Whether you’re applying for a loan, mortgage, credit card or any other item of credit for that matter, the chances are you’ll be the subject of a credit check.

The purpose of the credit check is primarily to establish an applicant’s credit-worthiness based on their credit file. Essentially, a lender will use the credit check to evaluate the risk of lending money to each applicant.

Often, when discussing credit checking, you’ll hear to term ‘credit score’ being used. Throughout this piece, we’re going to discussing the finer details of your credit score.

What is a credit score?

A credit score is simply a numerical value that is calculated based on your credit history.

There is no such thing as a universal credit score. Each credit reference agency will have a different credit scoring scale.

For example, Experian’s scoring system runs from 0-999, with scores of 0 – 560 being very poor and scores of over 961 being excellent.

Equifax on the other hand have a maximum score of 700 with anything under 279 being very poor and anything over 465 being excellent.

Some credit reference agencies will even use a simple 1-5 scale with 1 being poor and 5 being excellent.

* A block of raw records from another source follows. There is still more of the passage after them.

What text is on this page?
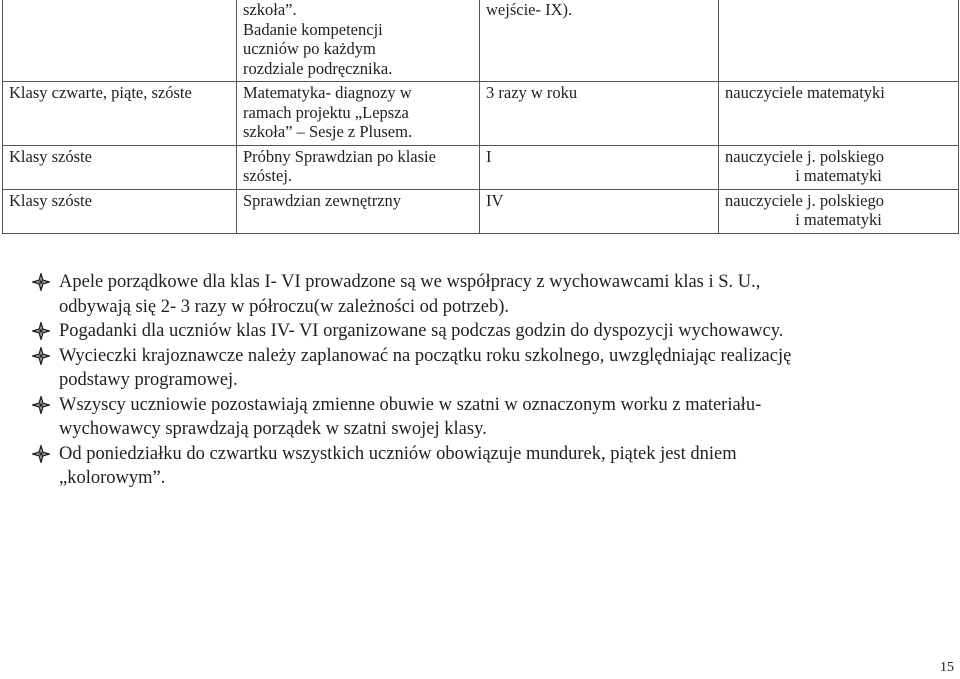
	szkoła”.
Badanie kompetencji
uczniów po każdym
rozdziale podręcznika.	wejście- IX).	
Klasy czwarte, piąte, szóste	Matematyka- diagnozy w
ramach projektu „Lepsza
szkoła” – Sesje z Plusem.	3 razy w roku	nauczyciele matematyki
Klasy szóste	Próbny Sprawdzian po klasie
szóstej.	I	nauczyciele j. polskiego
i matematyki

Klasy szóste	Sprawdzian zewnętrzny	IV	nauczyciele j. polskiego
i matematyki
Apele porządkowe dla klas I- VI prowadzone są we współpracy z wychowawcami klas i S. U.,
odbywają się 2- 3 razy w półroczu(w zależności od potrzeb).
Pogadanki dla uczniów klas IV- VI organizowane są podczas godzin do dyspozycji wychowawcy.
Wycieczki krajoznawcze należy zaplanować na początku roku szkolnego, uwzględniając realizację
podstawy programowej.
Wszyscy uczniowie pozostawiają zmienne obuwie w szatni w oznaczonym worku z materiału-
wychowawcy sprawdzają porządek w szatni swojej klasy.
Od poniedziałku do czwartku wszystkich uczniów obowiązuje mundurek, piątek jest dniem
„kolorowym”.
15
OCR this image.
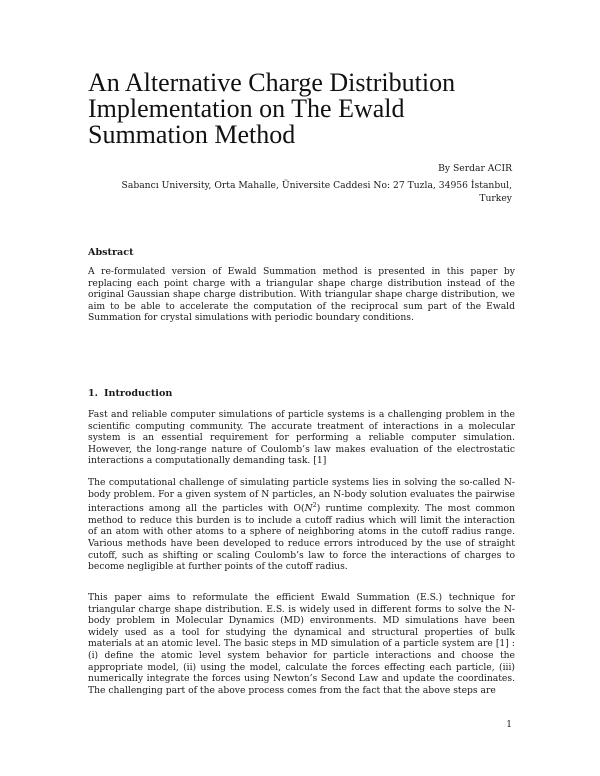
An Alternative Charge Distribution Implementation on The Ewald Summation Method

By Serdar ACIR

Sabancı University, Orta Mahalle, Üniversite Caddesi No: 27 Tuzla, 34956 İstanbul, Turkey

Abstract

A re-formulated version of Ewald Summation method is presented in this paper by replacing each point charge with a triangular shape charge distribution instead of the original Gaussian shape charge distribution. With triangular shape charge distribution, we aim to be able to accelerate the computation of the reciprocal sum part of the Ewald Summation for crystal simulations with periodic boundary conditions.

1. Introduction

Fast and reliable computer simulations of particle systems is a challenging problem in the scientific computing community. The accurate treatment of interactions in a molecular system is an essential requirement for performing a reliable computer simulation. However, the long-range nature of Coulomb’s law makes evaluation of the electrostatic interactions a computationally demanding task. [1]

The computational challenge of simulating particle systems lies in solving the so-called N-body problem. For a given system of N particles, an N-body solution evaluates the pairwise interactions among all the particles with $O(N^2)$ runtime complexity. The most common method to reduce this burden is to include a cutoff radius which will limit the interaction of an atom with other atoms to a sphere of neighboring atoms in the cutoff radius range. Various methods have been developed to reduce errors introduced by the use of straight cutoff, such as shifting or scaling Coulomb’s law to force the interactions of charges to become negligible at further points of the cutoff radius.

This paper aims to reformulate the efficient Ewald Summation (E.S.) technique for triangular charge shape distribution. E.S. is widely used in different forms to solve the N-body problem in Molecular Dynamics (MD) environments. MD simulations have been widely used as a tool for studying the dynamical and structural properties of bulk materials at an atomic level. The basic steps in MD simulation of a particle system are [1] : (i) define the atomic level system behavior for particle interactions and choose the appropriate model, (ii) using the model, calculate the forces effecting each particle, (iii) numerically integrate the forces using Newton’s Second Law and update the coordinates. The challenging part of the above process comes from the fact that the above steps are

1
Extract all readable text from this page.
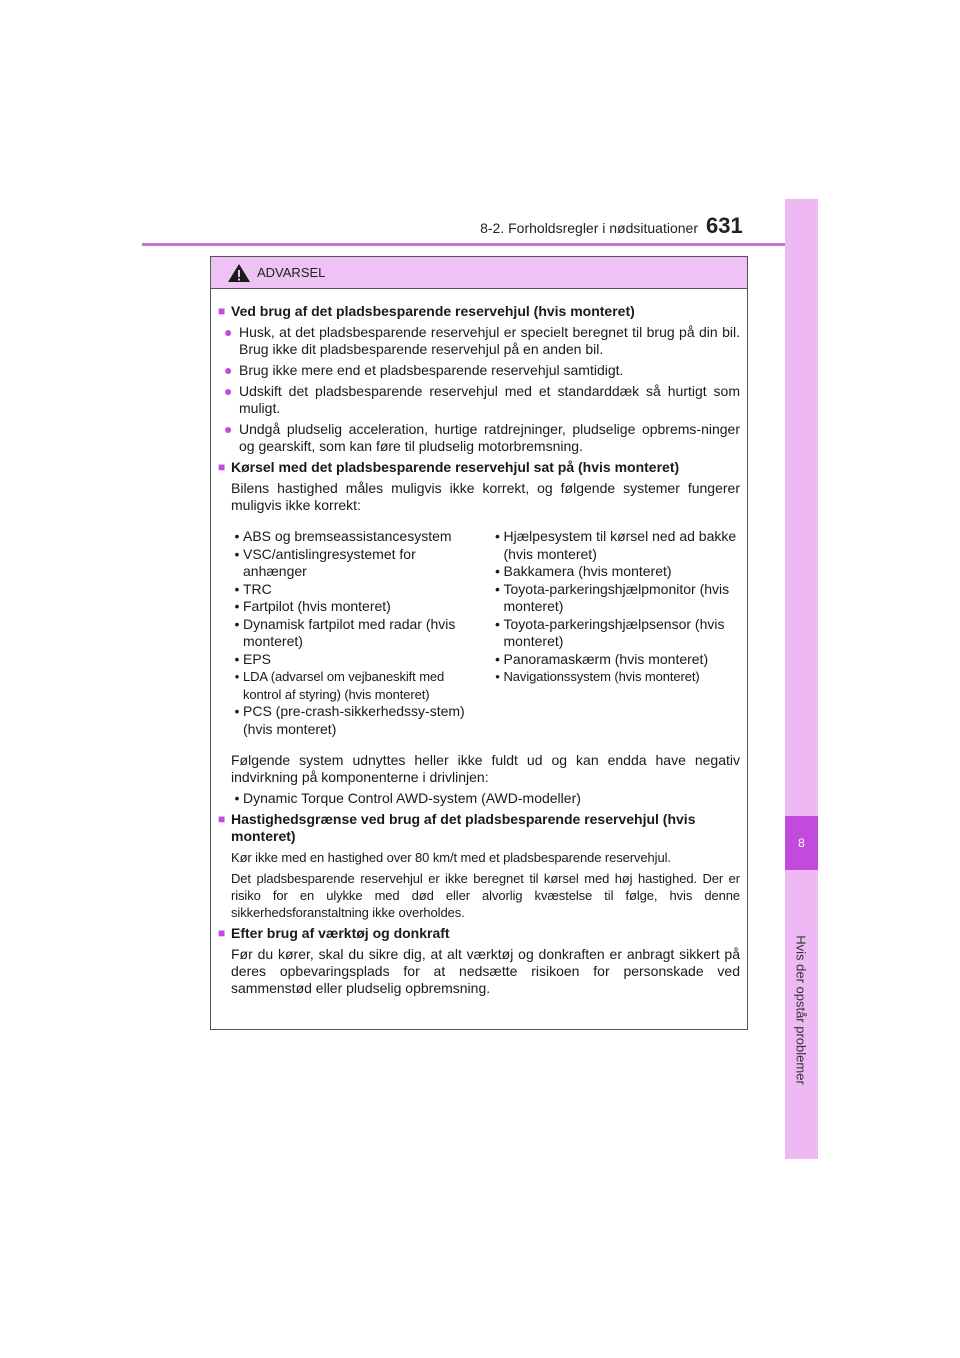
8-2. Forholdsregler i nødsituationer 631
8
Hvis der opstår problemer
ADVARSEL
■ Ved brug af det pladsbesparende reservehjul (hvis monteret)
● Husk, at det pladsbesparende reservehjul er specielt beregnet til brug på din bil. Brug ikke dit pladsbesparende reservehjul på en anden bil.
● Brug ikke mere end et pladsbesparende reservehjul samtidigt.
● Udskift det pladsbesparende reservehjul med et standarddæk så hurtigt som muligt.
● Undgå pludselig acceleration, hurtige ratdrejninger, pludselige opbrems-ninger og gearskift, som kan føre til pludselig motorbremsning.
■ Kørsel med det pladsbesparende reservehjul sat på (hvis monteret)
Bilens hastighed måles muligvis ikke korrekt, og følgende systemer fungerer muligvis ikke korrekt:
• ABS og bremseassistancesystem
• VSC/antislingresystemet for anhænger
• TRC
• Fartpilot (hvis monteret)
• Dynamisk fartpilot med radar (hvis monteret)
• EPS
• LDA (advarsel om vejbaneskift med kontrol af styring) (hvis monteret)
• PCS (pre-crash-sikkerhedssy-stem) (hvis monteret)
• Hjælpesystem til kørsel ned ad bakke (hvis monteret)
• Bakkamera (hvis monteret)
• Toyota-parkeringshjælpmonitor (hvis monteret)
• Toyota-parkeringshjælpsensor (hvis monteret)
• Panoramaskærm (hvis monteret)
• Navigationssystem (hvis monteret)
Følgende system udnyttes heller ikke fuldt ud og kan endda have negativ indvirkning på komponenterne i drivlinjen:
• Dynamic Torque Control AWD-system (AWD-modeller)
■ Hastighedsgrænse ved brug af det pladsbesparende reservehjul (hvis monteret)
Kør ikke med en hastighed over 80 km/t med et pladsbesparende reservehjul.
Det pladsbesparende reservehjul er ikke beregnet til kørsel med høj hastighed. Der er risiko for en ulykke med død eller alvorlig kvæstelse til følge, hvis denne sikkerhedsforanstaltning ikke overholdes.
■ Efter brug af værktøj og donkraft
Før du kører, skal du sikre dig, at alt værktøj og donkraften er anbragt sikkert på deres opbevaringsplads for at nedsætte risikoen for personskade ved sammenstød eller pludselig opbremsning.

What is my credit score based on?

In simple terms, your credit score is based on your past repayment behaviour.

Someone with a high credit score will have managed their past credit commitments immaculately. Whilst someone with a low score will have probably suffered issues with credit commitment.

Beyond repayment history, there are several other factors that could cause your credit score to change. This includes:

  • Your credit utilisation rate: This is the amount of available credit you have versus your total debt. If you have 3 credit cards, all of which are maxed out, you credit utilisation is very high. Having high credit utilisation rates can lower your credit score as it may indicate poor credit management.
  • Recent credit searches: Usually, when you apply for an item of credit, the creditor will carry out a credit search. This credit search will leave a footprint on your file, stating that your file has been searched on that specific date. If you have multiple credit searches on your file within a short space of time, this can lower your credit score. Why? It indicates that you may be experiencing financial instability and are searching for credit in order to fix it.
  • Electoral roll: Your electoral status can affect your credit score. Being registered to vote at your current address makes you more traceable as a debtor. Equally, not being registered on the electoral roll makes you tough to trace.

I’ve never had any credit; how does this affect my credit score?

Unfortunately, as someone who’s never had any credit, you’ll be treated similarly to someone with a low credit score.

This is because you have not shown that you can successfully manage credit commitments.

To improve your score, you need to obtain credit. A good start is a credit builder credit card. These have high rates of interest, but providing you clear the balance in full every month you will not incur any interest charges.

Simply putting £100 on a credit card each month, and then clearing it in full can do wonders for your credit score.

How do I check my credit score?

There are several ways you can check your credit score, some are free and some cost money.

Larger credit reference agencies will allow you to purchase your credit report online for around £10.

Services like Noddle allow you to do so for free. These may not have the same level of detail as the larger credit reference agencies, but they are a great place to start.

We recommend checking your credit report regularly to ensure the information held about you is correct.